Mr. Moreland shook his head.
“Not that, I’ll warrant. Isabel isn’t the girl to tarry for so slight a cause, when she has promised to go and come quickly. Besides, since her recent misdemeanor, I can think of no one, alas! who regards her as a friend. I think I will go in search of her; we are losing time in waiting.”
“I wouldn’t do any sech thing, Mr. Moreland,” said one of the rangers. “’Tain’t likely ’ut harm has befell the gal ’twixt this an’ the fort, an’ ye knows nothin’ has happened to her thar. Jest keep yer seat; she’ll be hyur in a minute, I take it.”
“But you forget the loss of time.”
“I forgit nothin’. What’s a few minutes spent in idleness at sech a time as this? How long are it goin’ to take us to travel ten mile with the current? We mought make’t long ’fore mornin’.”
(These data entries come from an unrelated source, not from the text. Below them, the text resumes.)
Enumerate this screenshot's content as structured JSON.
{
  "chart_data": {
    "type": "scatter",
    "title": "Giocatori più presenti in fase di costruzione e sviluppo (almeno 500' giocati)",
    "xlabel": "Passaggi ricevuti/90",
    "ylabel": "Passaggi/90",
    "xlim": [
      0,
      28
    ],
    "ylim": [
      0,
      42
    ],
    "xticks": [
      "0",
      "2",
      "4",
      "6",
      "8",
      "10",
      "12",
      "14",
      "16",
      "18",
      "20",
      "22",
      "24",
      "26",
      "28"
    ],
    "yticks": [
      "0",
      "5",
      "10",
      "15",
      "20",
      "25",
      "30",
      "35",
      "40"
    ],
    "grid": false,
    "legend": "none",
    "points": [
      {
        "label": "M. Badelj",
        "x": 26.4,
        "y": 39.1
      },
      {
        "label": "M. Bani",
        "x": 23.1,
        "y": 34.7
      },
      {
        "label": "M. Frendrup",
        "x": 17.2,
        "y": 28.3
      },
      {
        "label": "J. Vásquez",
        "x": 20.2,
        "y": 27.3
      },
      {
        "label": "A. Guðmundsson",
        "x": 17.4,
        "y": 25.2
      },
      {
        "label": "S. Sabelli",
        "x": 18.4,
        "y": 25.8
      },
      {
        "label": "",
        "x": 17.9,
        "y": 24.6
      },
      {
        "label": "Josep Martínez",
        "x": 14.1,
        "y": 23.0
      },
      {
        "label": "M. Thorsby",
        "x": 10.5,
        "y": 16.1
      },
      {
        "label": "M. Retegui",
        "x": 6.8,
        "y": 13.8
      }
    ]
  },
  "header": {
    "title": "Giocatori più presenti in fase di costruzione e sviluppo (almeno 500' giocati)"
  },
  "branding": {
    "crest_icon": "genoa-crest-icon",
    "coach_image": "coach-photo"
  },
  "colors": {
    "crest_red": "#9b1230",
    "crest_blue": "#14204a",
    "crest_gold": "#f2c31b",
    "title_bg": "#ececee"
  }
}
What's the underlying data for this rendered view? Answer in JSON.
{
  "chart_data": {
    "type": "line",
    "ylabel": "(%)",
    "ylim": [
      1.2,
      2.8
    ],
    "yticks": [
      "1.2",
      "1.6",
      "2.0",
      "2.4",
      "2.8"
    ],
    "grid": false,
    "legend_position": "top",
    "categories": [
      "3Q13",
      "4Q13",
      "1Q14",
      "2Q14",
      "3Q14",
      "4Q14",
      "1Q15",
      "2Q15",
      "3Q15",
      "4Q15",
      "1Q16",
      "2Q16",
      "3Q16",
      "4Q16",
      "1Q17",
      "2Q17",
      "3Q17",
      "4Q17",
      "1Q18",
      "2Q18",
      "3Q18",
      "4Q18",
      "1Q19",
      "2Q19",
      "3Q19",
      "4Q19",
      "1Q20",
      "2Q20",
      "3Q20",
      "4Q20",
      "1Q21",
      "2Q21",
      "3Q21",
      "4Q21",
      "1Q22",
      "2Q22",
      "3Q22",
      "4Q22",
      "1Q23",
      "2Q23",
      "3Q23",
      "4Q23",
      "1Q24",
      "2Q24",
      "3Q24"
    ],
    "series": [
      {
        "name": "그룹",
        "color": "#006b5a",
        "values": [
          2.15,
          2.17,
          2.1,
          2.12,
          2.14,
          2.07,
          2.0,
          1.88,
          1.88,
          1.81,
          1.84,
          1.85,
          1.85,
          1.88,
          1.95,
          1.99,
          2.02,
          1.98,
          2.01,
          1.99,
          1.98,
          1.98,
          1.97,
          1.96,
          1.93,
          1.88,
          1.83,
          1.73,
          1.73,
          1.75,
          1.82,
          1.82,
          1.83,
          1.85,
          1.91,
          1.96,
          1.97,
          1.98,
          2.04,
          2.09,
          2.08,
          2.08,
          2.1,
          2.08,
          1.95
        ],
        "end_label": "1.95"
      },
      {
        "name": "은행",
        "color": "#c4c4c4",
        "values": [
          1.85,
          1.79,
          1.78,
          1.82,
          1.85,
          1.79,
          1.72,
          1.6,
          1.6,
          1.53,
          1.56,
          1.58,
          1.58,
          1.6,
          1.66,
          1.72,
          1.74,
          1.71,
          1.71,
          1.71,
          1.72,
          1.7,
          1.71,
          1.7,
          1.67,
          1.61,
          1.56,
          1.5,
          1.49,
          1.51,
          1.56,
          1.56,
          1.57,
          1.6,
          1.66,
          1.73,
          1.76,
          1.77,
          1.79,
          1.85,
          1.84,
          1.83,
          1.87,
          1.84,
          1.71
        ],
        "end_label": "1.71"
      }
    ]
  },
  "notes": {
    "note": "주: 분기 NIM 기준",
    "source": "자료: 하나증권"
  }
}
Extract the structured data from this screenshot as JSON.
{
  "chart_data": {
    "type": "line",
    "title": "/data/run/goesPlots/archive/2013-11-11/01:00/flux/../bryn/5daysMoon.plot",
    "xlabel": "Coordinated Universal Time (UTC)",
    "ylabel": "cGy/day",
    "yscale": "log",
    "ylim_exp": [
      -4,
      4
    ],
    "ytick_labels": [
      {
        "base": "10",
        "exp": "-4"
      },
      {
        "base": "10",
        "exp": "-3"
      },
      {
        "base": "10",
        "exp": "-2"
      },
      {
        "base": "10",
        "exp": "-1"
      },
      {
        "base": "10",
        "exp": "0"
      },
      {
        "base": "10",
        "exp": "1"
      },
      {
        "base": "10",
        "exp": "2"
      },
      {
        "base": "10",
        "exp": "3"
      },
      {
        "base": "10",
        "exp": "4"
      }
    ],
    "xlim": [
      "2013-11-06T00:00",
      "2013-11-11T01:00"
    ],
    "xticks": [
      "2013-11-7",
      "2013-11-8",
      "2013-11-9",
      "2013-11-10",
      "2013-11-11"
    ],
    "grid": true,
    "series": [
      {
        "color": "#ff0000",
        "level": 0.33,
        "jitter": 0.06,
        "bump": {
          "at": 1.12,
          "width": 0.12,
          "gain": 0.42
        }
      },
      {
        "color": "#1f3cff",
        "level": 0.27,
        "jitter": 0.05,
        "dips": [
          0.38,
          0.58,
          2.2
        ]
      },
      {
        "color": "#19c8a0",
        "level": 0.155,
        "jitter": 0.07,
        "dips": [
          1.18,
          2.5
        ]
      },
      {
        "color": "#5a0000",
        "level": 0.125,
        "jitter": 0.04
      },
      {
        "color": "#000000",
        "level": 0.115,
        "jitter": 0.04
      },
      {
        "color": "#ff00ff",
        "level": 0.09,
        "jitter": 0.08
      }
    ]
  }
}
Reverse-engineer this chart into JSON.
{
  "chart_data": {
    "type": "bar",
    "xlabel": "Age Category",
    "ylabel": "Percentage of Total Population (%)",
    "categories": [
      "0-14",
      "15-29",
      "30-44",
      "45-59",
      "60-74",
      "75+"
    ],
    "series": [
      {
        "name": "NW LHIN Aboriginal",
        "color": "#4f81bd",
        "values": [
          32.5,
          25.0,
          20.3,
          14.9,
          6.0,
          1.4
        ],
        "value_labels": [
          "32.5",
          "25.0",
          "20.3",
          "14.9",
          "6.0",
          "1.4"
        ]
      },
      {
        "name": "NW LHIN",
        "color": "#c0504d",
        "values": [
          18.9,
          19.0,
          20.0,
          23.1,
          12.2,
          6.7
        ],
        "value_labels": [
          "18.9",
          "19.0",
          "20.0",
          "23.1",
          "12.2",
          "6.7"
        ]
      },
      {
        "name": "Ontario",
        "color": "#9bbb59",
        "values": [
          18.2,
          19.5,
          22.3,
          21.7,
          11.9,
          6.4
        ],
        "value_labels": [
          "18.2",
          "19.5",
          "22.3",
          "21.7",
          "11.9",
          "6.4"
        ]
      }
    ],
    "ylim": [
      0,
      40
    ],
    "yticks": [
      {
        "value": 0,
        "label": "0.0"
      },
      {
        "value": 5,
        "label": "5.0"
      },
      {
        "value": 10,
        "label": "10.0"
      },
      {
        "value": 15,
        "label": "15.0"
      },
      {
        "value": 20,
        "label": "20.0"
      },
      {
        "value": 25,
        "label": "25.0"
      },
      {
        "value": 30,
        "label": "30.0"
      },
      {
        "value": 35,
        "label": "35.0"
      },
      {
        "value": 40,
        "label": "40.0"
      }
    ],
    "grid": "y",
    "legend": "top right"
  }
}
“True; I did not think of that. But, since that is the case, why would it not be possible to make the entire distance without stopping, provided we left here early in the evening?”
“We mought do it easy, ’cause I don’t reckon it’s more’n fifteen or sixteen mile, and the course lays down-stream. But ye must b’ar in mind, prudence has the preference over every thing. Never make haste ag’in’ prudence, whatever ye does. Us fellers wa’n’t sent with yer to row yer boats an’ shuffle ye off down’t t’other fort in a jiffy. We’re with ye to protect ye from danger if needcessary, an’ eff we go rattlin’ off as fast as we kin lug the oars, I opine it’ll soon be needcessary. The moon are settin’ now, an’ in five minutes it’ll be darker’n a stack o’ black cats. It’s goin’ to take a cute noddle, I s’pect, to keep the boats in the middle o’ the river, an’ precious little rowin’ will be did, ’cept to guide ’em, ’cause we must have complete silence the whole way through. We’ll pass more’n one Injun camp-fire, I make no doubt, an’ who knows but we may run into a nest o’ the skunks on the very island whar we are to stop?”
“Hist! Listen!” exclaimed Mrs. Moreland, at this point in the conversation. “I believe I heard our daughter’s voice.”
The two men paused and listened.
“Thar’s somebody comin’, to a sartainty,” said the ranger, hearing the snapping of twigs occasioned by a footfall in the woods.